Verena is a third-year MS/PhD student in Organizational Behavior in the School of Industrial and Labor Relations. She received her BA in psychology from Boston University in 2005. Between her undergraduate and graduate studies, Verena worked as a research assistant at McLean Hospital in Belmont, MA researching schizophrenia and bipolar disorders. Realizing that "normal" behavior is just as interesting to study as abnormal behavior, Verena decided to study creativity in employees under the guidance of Prof. Jack Goncalo. Verena's M.S. thesis dealt with the relationship between perspective-taking and creativity in competitive versus cooperative situations. Her dissertation is still in the planning stage, and will deal with the evaluation stage of the creative process. During the warm Ithaca summers, Verena enjoys hiking and swimming. In the cold winter months, she can be found planning cheap vacations to warm destinations.
Na Yoon Kim
My broad research interests lie in understanding the social aspects of emotion and identity. In particular, I am interested in the mechanisms by which individuals experience positive emotion and establish positive identities in the social context. Ultimately, I would like to uncover multiple affective and identity processes by which people become committed to the group to which they belong. Thus, my current research examines such processes by looking at the influence of cultural-orientation on individuals’ person-to-group ties.

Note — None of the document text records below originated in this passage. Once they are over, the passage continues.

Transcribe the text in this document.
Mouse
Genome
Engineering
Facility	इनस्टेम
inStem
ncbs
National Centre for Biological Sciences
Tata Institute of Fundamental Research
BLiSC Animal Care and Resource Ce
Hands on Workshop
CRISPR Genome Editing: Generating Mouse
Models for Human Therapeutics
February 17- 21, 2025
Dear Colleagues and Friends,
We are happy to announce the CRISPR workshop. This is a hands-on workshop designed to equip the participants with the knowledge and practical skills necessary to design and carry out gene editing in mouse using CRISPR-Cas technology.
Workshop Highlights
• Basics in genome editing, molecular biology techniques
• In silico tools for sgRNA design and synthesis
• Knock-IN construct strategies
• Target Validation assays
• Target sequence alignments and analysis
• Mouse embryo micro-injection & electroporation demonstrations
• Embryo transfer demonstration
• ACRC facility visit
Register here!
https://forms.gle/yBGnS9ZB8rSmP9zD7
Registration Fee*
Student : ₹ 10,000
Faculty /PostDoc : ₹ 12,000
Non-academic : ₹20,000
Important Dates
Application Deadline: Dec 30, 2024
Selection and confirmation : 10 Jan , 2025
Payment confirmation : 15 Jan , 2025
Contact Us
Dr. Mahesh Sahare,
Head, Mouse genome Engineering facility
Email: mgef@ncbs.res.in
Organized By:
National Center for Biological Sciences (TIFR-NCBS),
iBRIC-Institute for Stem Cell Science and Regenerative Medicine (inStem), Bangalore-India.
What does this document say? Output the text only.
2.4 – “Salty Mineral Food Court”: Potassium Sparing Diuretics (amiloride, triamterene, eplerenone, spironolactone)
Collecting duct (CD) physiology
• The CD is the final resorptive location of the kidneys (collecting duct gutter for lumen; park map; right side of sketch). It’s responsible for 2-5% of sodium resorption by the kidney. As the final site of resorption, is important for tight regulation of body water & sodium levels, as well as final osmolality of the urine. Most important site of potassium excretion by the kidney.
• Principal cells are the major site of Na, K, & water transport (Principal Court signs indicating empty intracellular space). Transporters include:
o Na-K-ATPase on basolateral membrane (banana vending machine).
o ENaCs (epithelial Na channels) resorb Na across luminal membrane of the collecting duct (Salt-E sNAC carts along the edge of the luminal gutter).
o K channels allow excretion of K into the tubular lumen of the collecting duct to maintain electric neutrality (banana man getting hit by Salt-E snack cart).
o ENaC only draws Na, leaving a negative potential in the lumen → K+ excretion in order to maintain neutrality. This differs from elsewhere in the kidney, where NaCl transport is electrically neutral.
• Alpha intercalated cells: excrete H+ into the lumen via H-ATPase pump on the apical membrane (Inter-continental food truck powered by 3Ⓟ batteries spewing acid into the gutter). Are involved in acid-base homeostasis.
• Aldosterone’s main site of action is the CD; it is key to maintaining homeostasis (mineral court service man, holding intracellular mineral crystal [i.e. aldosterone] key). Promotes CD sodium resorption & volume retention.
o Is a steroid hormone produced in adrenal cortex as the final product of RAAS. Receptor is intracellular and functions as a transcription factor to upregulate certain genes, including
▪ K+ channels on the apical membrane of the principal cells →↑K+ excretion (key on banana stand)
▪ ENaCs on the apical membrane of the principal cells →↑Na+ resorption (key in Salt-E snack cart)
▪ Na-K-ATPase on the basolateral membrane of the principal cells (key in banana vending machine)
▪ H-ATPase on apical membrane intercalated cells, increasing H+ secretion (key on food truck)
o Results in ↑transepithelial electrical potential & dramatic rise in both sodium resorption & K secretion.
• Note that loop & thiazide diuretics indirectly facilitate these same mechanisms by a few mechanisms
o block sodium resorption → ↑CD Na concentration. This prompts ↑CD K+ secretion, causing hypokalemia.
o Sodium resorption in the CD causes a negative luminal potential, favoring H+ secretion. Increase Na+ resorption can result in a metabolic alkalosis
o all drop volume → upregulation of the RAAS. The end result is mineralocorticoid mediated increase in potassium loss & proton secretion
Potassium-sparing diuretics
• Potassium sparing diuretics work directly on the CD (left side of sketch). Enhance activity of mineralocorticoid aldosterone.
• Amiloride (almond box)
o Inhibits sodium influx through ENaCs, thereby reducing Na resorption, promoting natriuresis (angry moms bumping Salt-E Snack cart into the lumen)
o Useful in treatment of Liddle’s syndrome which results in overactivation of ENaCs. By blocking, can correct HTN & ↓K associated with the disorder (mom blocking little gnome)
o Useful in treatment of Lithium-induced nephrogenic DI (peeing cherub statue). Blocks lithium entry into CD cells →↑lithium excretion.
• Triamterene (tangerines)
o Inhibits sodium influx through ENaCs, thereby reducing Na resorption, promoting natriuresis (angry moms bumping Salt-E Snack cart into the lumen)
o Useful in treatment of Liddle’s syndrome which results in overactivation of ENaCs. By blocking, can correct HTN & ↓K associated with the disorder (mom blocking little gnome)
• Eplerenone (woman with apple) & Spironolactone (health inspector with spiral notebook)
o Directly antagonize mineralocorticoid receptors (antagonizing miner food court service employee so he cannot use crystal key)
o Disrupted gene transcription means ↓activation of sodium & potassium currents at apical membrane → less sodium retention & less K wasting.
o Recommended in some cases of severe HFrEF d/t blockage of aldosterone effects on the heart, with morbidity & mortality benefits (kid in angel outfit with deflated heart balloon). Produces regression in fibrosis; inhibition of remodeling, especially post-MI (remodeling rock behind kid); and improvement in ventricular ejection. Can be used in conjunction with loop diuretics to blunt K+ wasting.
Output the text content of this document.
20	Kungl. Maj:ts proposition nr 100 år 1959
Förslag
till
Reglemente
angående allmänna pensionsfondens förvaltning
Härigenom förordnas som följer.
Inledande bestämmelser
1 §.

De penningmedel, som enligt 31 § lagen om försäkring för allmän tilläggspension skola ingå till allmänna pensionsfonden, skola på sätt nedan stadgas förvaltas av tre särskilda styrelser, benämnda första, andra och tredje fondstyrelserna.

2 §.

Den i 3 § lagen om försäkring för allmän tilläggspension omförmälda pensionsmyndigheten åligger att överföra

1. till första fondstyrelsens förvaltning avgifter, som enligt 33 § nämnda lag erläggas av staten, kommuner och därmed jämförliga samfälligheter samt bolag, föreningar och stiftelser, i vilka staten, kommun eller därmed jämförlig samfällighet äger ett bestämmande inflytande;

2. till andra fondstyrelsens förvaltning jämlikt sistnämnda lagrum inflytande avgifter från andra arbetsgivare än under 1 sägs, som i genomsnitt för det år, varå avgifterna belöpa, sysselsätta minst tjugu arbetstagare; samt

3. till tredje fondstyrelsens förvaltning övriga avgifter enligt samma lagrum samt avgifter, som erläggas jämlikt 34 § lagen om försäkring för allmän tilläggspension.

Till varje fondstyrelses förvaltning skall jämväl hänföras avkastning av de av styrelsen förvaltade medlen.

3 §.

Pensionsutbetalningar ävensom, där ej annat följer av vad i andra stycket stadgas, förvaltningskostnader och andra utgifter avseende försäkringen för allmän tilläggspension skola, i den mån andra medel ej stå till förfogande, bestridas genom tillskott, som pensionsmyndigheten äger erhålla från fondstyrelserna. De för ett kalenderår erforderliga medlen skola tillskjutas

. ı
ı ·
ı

Ozias A. Moore is a doctoral student at Cornell University’s School of Industrial Labor Relations, specializing in Human Resources with a dual minor in Organizational Behavior and Statistics. He earned a B.S. from the University of Pittsburgh and an M.S.E. from the University of Pennsylvania. He conducts research on group performance, particularly decision making in task-oriented groups, intergroup dynamics, creativity and the quality of learning outcomes. He is a member of the Academy of Management, Society for Industrial and Organizational Psychology and The PhD Project Management Doctoral Student Association.
Lab Alumni Members
Lynne Vincent is a doctoral candidate in Organizational Behavior. Her research examines the antecedents and consequences of dishonesty and creativity. Her current lab projects explore the interaction between the creative identity and dishonesty and the underlying mechanisms for that interaction. Lynne’s work examines how and when the creative identity contributes to engagement in dishonest behaviors and proposes ways to curtail those behaviors while encouraging creativity.